La révolte de la psychiatrie

BELLAHSEN Mathieu et KNAEBEL Rachel, Éd. La Découverte, 2020, 240p.

Les forces néolibérales, à l’œuvre depuis les années 1980, n’ont eu de cesse que de soumettre toute la société à la norme de la concurrence. La psychiatrie n’y a pas échappé. C’est en 1968 qu’elle s’était émancipée de la neurologie, en affirmant une identité privilégiant la relation, l’émancipation du sujet, la démocratisation des rapports entre patient et institution et la promotion de la dimension humaniste du soin. Les auteurs nous décrivent la descente aux enfers consécutive à la prise du pouvoir par un management faisant primer la rationalisation des dépenses sur toute préoccupation médicale. La première étape dans cette mutation a consisté à rapprocher progressivement le dérèglement psychiatrique des autres affections somatiques, en cherchant à le réduire à une maladie comme une autre. L’imagerie médicale utilisée par les neurosciences a été instrumentalisée pour rapprocher les mécanismes spécifiques du psychisme avec la matérialité du substrat neurologique. L’expérimentation en laboratoire est venue remplacer l’approche des sciences humaines. L’intelligence artificielle est même mise à contribution pour programmer des applications susceptibles de déterminer un risque de rechute, pourvu que le patient renseigne régulièrement son smartphone sur son état mental ! La seconde mystification a pris la forme d’un changement de financement dorénavant fondé sur des indicateurs mesurables, standardisés et reproductibles.

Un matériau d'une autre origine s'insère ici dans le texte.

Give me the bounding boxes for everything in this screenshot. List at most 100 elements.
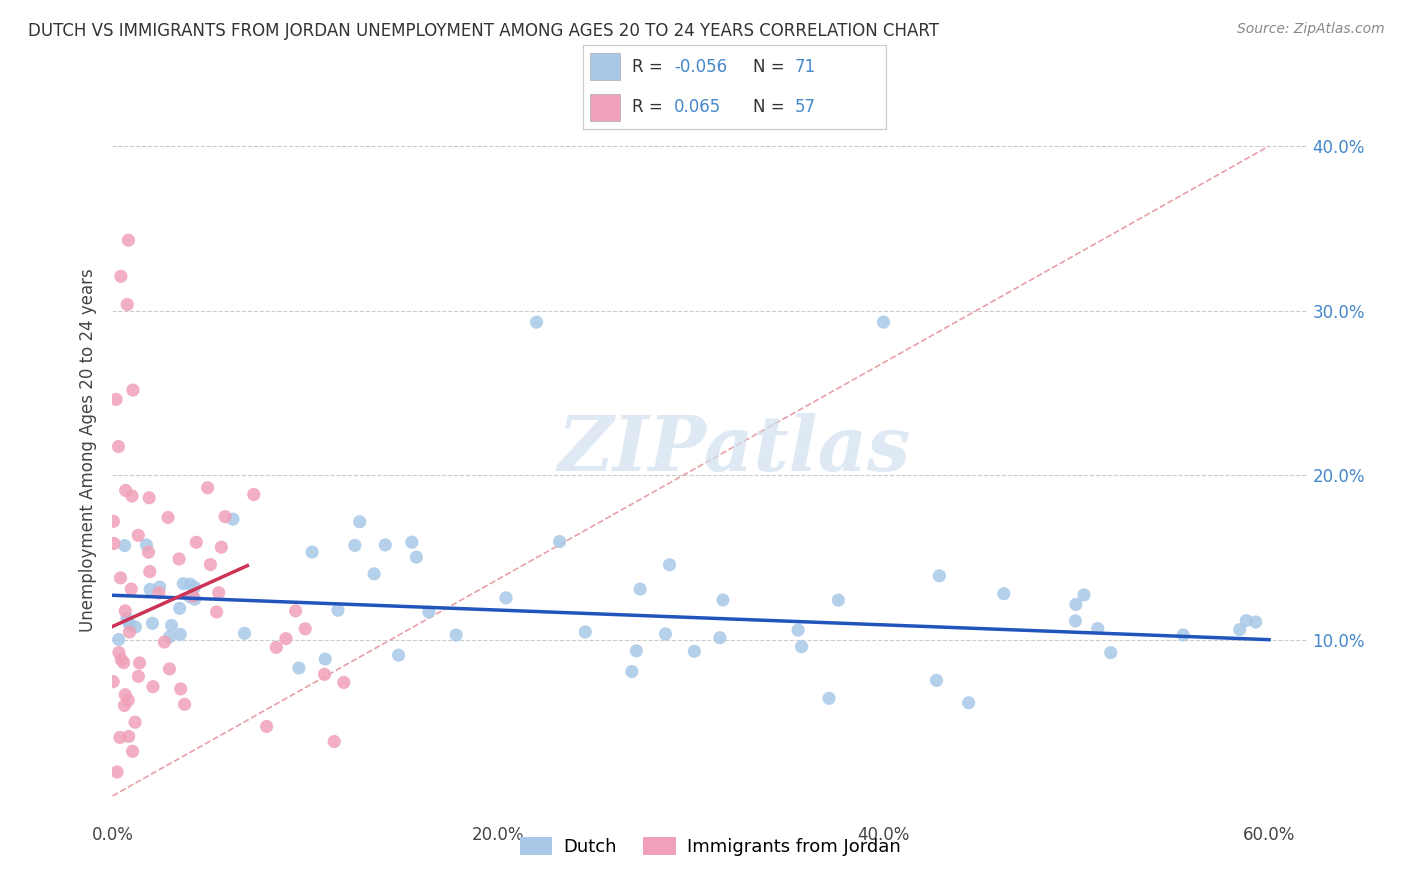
Point [787, 623, 810, 637]
Point [115, 611, 138, 625]
Point [242, 487, 264, 501]
Point [222, 512, 245, 526]
Text: R =: R = [631, 98, 673, 116]
Point [117, 693, 139, 707]
Point [444, 628, 467, 642]
Point [495, 591, 517, 605]
Text: 57: 57 [796, 98, 815, 116]
Point [149, 580, 172, 594]
Point [142, 680, 165, 694]
Point [169, 627, 191, 641]
Point [101, 674, 124, 689]
Point [1073, 588, 1095, 602]
Point [124, 620, 146, 634]
Point [179, 590, 201, 604]
Point [993, 587, 1015, 601]
Y-axis label: Unemployment Among Ages 20 to 24 years: Unemployment Among Ages 20 to 24 years [79, 268, 97, 632]
Point [197, 481, 219, 495]
Point [405, 550, 427, 565]
Point [121, 744, 143, 758]
Point [117, 297, 139, 311]
Point [114, 688, 136, 702]
FancyBboxPatch shape [589, 94, 620, 120]
Point [349, 515, 371, 529]
Point [181, 589, 204, 603]
Text: N =: N = [752, 58, 790, 76]
Point [118, 617, 141, 632]
Point [170, 681, 193, 696]
Point [105, 392, 128, 407]
Point [139, 582, 162, 597]
Point [1229, 623, 1251, 637]
Point [122, 383, 145, 397]
Point [827, 593, 849, 607]
Point [957, 696, 980, 710]
Point [208, 585, 231, 599]
Point [160, 618, 183, 632]
Point [139, 565, 162, 579]
Point [266, 640, 288, 655]
Point [658, 558, 681, 572]
Point [1099, 646, 1122, 660]
Point [110, 269, 132, 284]
Point [401, 535, 423, 549]
Point [117, 730, 139, 744]
Point [301, 545, 323, 559]
Text: N =: N = [752, 98, 790, 116]
Point [157, 630, 180, 644]
Point [141, 616, 163, 631]
Point [333, 675, 356, 690]
Point [124, 715, 146, 730]
Point [179, 577, 201, 591]
Point [233, 626, 256, 640]
Point [114, 604, 136, 618]
Point [284, 604, 307, 618]
Point [274, 632, 297, 646]
Point [200, 558, 222, 572]
Point [374, 538, 396, 552]
Point [173, 698, 195, 712]
Text: DUTCH VS IMMIGRANTS FROM JORDAN UNEMPLOYMENT AMONG AGES 20 TO 24 YEARS CORRELATI: DUTCH VS IMMIGRANTS FROM JORDAN UNEMPLOY… [28, 22, 939, 40]
Point [127, 528, 149, 542]
Point [159, 662, 181, 676]
Point [343, 538, 366, 552]
Point [114, 483, 136, 498]
Point [683, 644, 706, 658]
Point [288, 661, 311, 675]
Point [127, 669, 149, 683]
Text: R =: R = [631, 58, 668, 76]
Point [323, 734, 346, 748]
Text: ZIPatlas: ZIPatlas [557, 414, 911, 487]
Point [110, 653, 132, 667]
Point [117, 233, 139, 247]
Text: 0.065: 0.065 [675, 98, 721, 116]
Point [1171, 628, 1194, 642]
Point [128, 656, 150, 670]
Point [108, 646, 131, 660]
Point [167, 552, 190, 566]
Point [214, 509, 236, 524]
Point [148, 586, 170, 600]
Point [620, 665, 643, 679]
Point [138, 491, 160, 505]
Point [294, 622, 316, 636]
Point [1064, 614, 1087, 628]
Point [1244, 615, 1267, 629]
Point [326, 603, 349, 617]
Point [117, 615, 139, 629]
Point [183, 580, 205, 594]
Point [548, 534, 571, 549]
Point [314, 652, 336, 666]
Point [186, 535, 208, 549]
Point [928, 569, 950, 583]
Point [209, 540, 232, 554]
Point [138, 545, 160, 559]
Point [526, 315, 548, 329]
Point [654, 627, 676, 641]
Point [925, 673, 948, 688]
Point [103, 514, 125, 528]
Point [157, 510, 180, 524]
Point [1234, 614, 1257, 628]
Point [363, 566, 385, 581]
Point [1064, 598, 1087, 612]
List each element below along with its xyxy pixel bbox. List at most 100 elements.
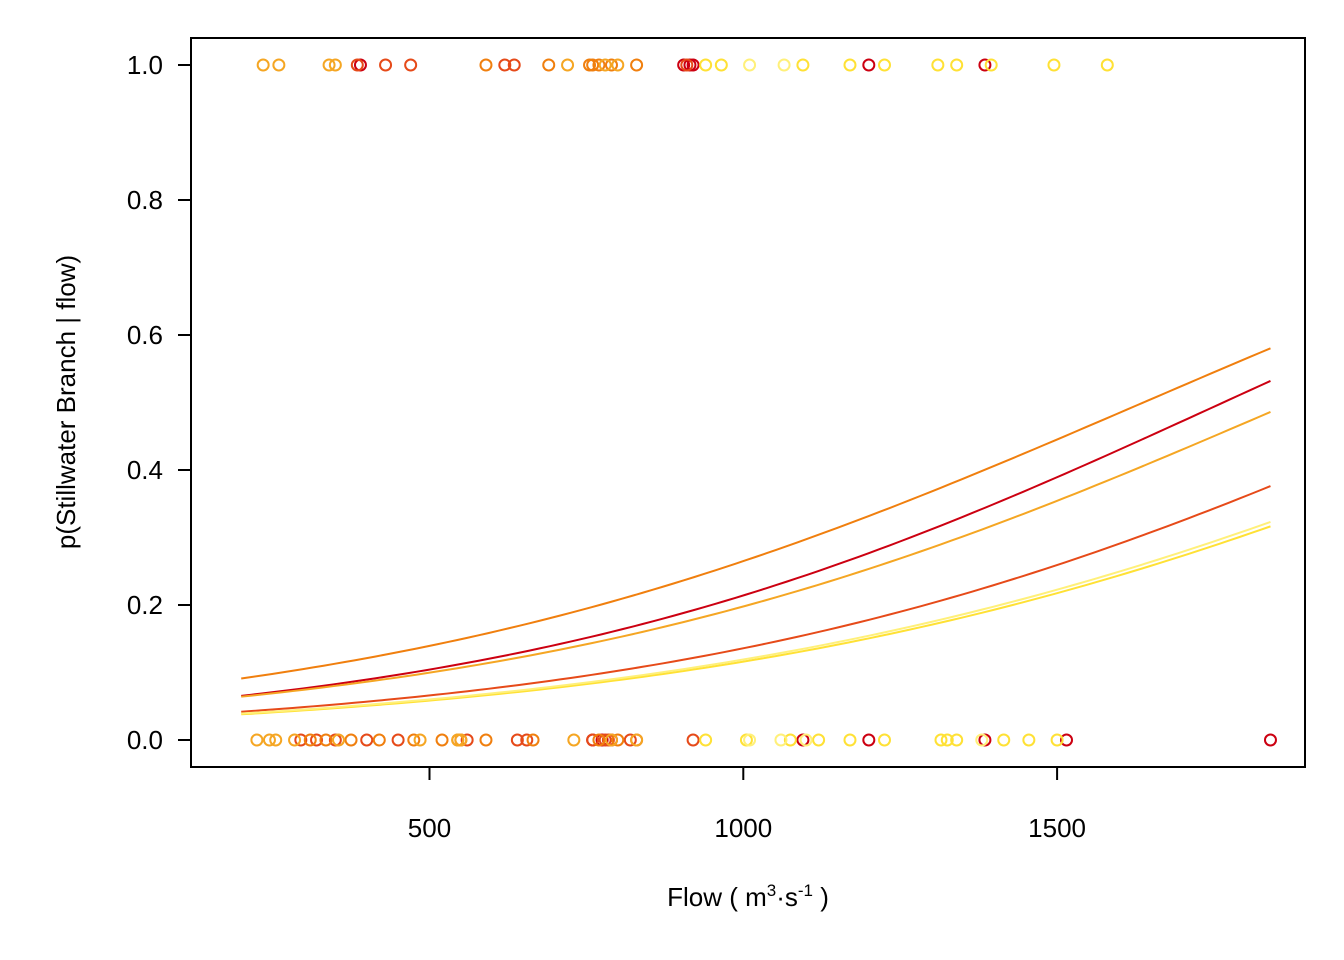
data-point <box>391 733 405 747</box>
data-point <box>520 733 534 747</box>
data-point <box>777 58 791 72</box>
data-point <box>604 733 618 747</box>
data-point <box>507 58 521 72</box>
data-point <box>699 733 713 747</box>
data-point <box>586 733 600 747</box>
data-point <box>686 733 700 747</box>
data-point <box>586 58 600 72</box>
data-point <box>526 733 540 747</box>
data-point <box>350 58 364 72</box>
data-point <box>862 733 876 747</box>
data-point <box>310 733 324 747</box>
fit-curve-6 <box>241 521 1271 715</box>
x-axis-title: Flow ( m3·s-1 ) <box>667 881 829 912</box>
data-point <box>975 733 989 747</box>
y-axis: 0.0 0.2 0.4 0.6 0.8 1.0 <box>127 50 192 755</box>
data-point <box>479 58 493 72</box>
data-point <box>934 733 948 747</box>
data-point <box>592 733 606 747</box>
data-point <box>269 733 283 747</box>
data-point <box>460 733 474 747</box>
data-point <box>250 733 264 747</box>
data-point <box>272 58 286 72</box>
data-point <box>774 733 788 747</box>
data-point <box>843 58 857 72</box>
fit-curve-5 <box>241 525 1271 716</box>
x-tick-label: 500 <box>408 813 451 843</box>
data-point <box>372 733 386 747</box>
data-point <box>623 733 637 747</box>
y-tick-label: 0.4 <box>127 455 163 485</box>
y-axis-title: p(Stillwater Branch | flow) <box>51 255 81 549</box>
data-point <box>435 733 449 747</box>
data-point <box>303 733 317 747</box>
y-tick-label: 1.0 <box>127 50 163 80</box>
y-tick-label: 0.6 <box>127 320 163 350</box>
data-point <box>1022 733 1036 747</box>
data-point <box>1050 733 1064 747</box>
fitted-curves <box>241 347 1271 716</box>
data-point <box>680 58 694 72</box>
data-point <box>878 58 892 72</box>
data-point <box>611 733 625 747</box>
data-point <box>498 58 512 72</box>
data-point <box>743 58 757 72</box>
data-point <box>344 733 358 747</box>
data-point <box>940 733 954 747</box>
data-point <box>950 733 964 747</box>
data-point <box>413 733 427 747</box>
data-point <box>783 733 797 747</box>
data-point <box>862 58 876 72</box>
data-point <box>454 733 468 747</box>
data-point <box>686 58 700 72</box>
data-point <box>714 58 728 72</box>
data-point <box>294 733 308 747</box>
data-point <box>379 58 393 72</box>
fit-curve-1 <box>241 380 1271 697</box>
data-point <box>843 733 857 747</box>
data-point <box>630 733 644 747</box>
data-point <box>479 733 493 747</box>
plot-frame <box>190 37 1306 768</box>
x-axis: 500 1000 1500 <box>408 766 1086 843</box>
data-point <box>1060 733 1074 747</box>
y-tick-label: 0.0 <box>127 725 163 755</box>
data-point <box>743 733 757 747</box>
data-point <box>319 733 333 747</box>
data-point <box>1047 58 1061 72</box>
data-point <box>360 733 374 747</box>
fit-curve-3 <box>241 347 1271 680</box>
x-tick-label: 1500 <box>1028 813 1086 843</box>
data-points <box>250 58 1277 747</box>
x-tick-label: 1000 <box>714 813 772 843</box>
data-point <box>1100 58 1114 72</box>
fit-curve-2 <box>241 485 1271 713</box>
data-point <box>604 58 618 72</box>
data-point <box>1263 733 1277 747</box>
data-point <box>322 58 336 72</box>
data-point <box>978 58 992 72</box>
data-point <box>598 58 612 72</box>
data-point <box>328 58 342 72</box>
fit-curve-4 <box>241 411 1271 698</box>
data-point <box>630 58 644 72</box>
data-point <box>950 58 964 72</box>
data-point <box>699 58 713 72</box>
y-tick-label: 0.8 <box>127 185 163 215</box>
data-point <box>407 733 421 747</box>
data-point <box>331 733 345 747</box>
data-point <box>796 58 810 72</box>
data-point <box>262 733 276 747</box>
data-point <box>931 58 945 72</box>
data-point <box>567 733 581 747</box>
y-tick-label: 0.2 <box>127 590 163 620</box>
data-point <box>611 58 625 72</box>
data-point <box>878 733 892 747</box>
data-point <box>542 58 556 72</box>
data-point <box>256 58 270 72</box>
data-point <box>984 58 998 72</box>
data-point <box>404 58 418 72</box>
data-point <box>812 733 826 747</box>
data-point <box>561 58 575 72</box>
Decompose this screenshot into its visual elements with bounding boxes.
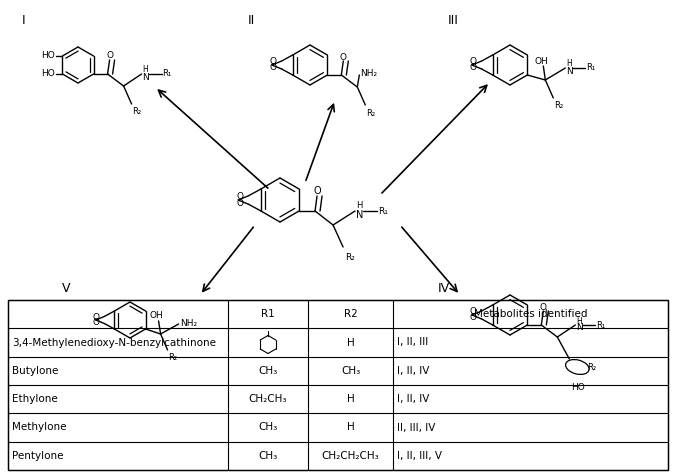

Les praticiens se voient contraints de coder chaque acte qu’ils posent dans des cases préétablies, procédure censée permettre d’évaluer la rentabilité et la performance de leur action. Troisième attaque, la mise à mort progressive du service public au bénéfice du privé : si, entre 1980 et 2016, le premier est passé de 120 000 à 41 000 lits, le second a résisté avec 13 300 contre 18 000, près de quarante ans auparavant. Enfin, dernière entourloupe, le définancement des institutions médicales et médicosociales, des allocations versées aux familles s’y substituant pour leur permettre de payer elles-mêmes des prestataires libéraux de leur choix. Les auteurs terminent leur ouvrage en décrivant tous les mouvements et actes de résistance qui se sont déployés ces dernières années, pour faire valoir que l’être humain ne peut se résumer ni à une équation scientifique, ou à un code génétique, ni à un dosage hormonal ou à des connexions neuronales.